Salib dada (pektoral) seorang uskup sebenarnya tidak dikeluarkan (CE 61), alias tidak tampak pada
kasula, alias sebaiknya dicopot atau disembunyikan saja di balik kasula. Salib pektoral seorang
uskup merupakan bagian dari pakaian (jubah) kesehariannya (termasuk di antaranya topi kecil
[pelliolum, soli Deo] dan cincin). Salib semacam itu bukan bagian dari perlambangan busana liturgis,
berbeda halnya dengan mitra dan tongkat gembala.

5. Busana untuk awam jangan sama dengan klerus


Mungkin kita pernah melihat bahwa seorang bapak pembagi komuni berbusana mirip seorang imam,
dengan memakai “semacam stola”; atau mirip seorang uskup, lengkap dengan jubah putih dan
singel ungu (karena masa Prapaskah atau Adven), beserta salib pektoralnya. Wow!
Instruksi Redemptionis Sacramentum mengingatkan bahwa “umat awam tidak pernah boleh bertindak
atau berbusana liturgis seperti seorang imam atau diakon, atau memakai busana yang mirip dengan
busana dimaksud” (RS 152). Maksud larangan itu adalah untuk menghindari kerancuan simbolis,
atau terutama untuk tidak mengaburkan apa yang menjadi tugas khas masing-masing (RS 151).

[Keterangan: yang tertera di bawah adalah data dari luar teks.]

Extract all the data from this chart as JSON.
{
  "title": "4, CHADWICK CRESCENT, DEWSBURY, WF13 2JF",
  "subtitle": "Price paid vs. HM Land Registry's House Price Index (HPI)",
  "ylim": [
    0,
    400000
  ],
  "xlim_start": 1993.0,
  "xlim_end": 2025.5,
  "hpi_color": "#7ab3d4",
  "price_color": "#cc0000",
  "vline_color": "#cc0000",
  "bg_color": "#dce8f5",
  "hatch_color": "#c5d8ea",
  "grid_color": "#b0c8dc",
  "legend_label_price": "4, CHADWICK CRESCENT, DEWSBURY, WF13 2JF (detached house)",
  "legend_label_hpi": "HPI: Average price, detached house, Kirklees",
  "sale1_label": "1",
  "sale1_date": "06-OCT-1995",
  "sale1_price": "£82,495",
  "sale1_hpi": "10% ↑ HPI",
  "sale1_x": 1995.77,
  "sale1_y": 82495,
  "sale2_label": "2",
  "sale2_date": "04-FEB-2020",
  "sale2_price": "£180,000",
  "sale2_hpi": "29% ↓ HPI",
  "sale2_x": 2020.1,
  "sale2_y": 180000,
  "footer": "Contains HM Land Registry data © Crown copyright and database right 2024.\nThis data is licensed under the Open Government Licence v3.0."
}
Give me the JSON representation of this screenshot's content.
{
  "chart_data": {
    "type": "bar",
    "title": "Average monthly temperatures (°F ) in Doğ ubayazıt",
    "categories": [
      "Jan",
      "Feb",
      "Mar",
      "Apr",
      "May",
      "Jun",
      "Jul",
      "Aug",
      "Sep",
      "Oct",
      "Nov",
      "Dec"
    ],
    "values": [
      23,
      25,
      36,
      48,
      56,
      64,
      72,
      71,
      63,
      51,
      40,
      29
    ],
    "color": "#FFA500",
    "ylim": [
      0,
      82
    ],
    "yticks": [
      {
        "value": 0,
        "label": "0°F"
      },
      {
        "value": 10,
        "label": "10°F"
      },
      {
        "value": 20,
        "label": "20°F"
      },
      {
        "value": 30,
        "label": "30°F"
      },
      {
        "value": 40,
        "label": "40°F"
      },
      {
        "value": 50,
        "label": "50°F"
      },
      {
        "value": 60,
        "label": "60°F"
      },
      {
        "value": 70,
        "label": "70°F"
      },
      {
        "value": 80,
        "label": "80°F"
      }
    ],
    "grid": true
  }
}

6. Maksud aneka warna busana liturgis


Maksud keanekaragaman warna busana liturgis itu adalah [1] untuk secara lahiriah dan berhasil
guna mengungkapkan ciri khas misteri iman yang dirayakan; [2] dan dalam kerangka tahun liturgi,
untuk mengungkapkan makna tahap-tahap perkembangan dalam kehidupan kristen (PUMR 345).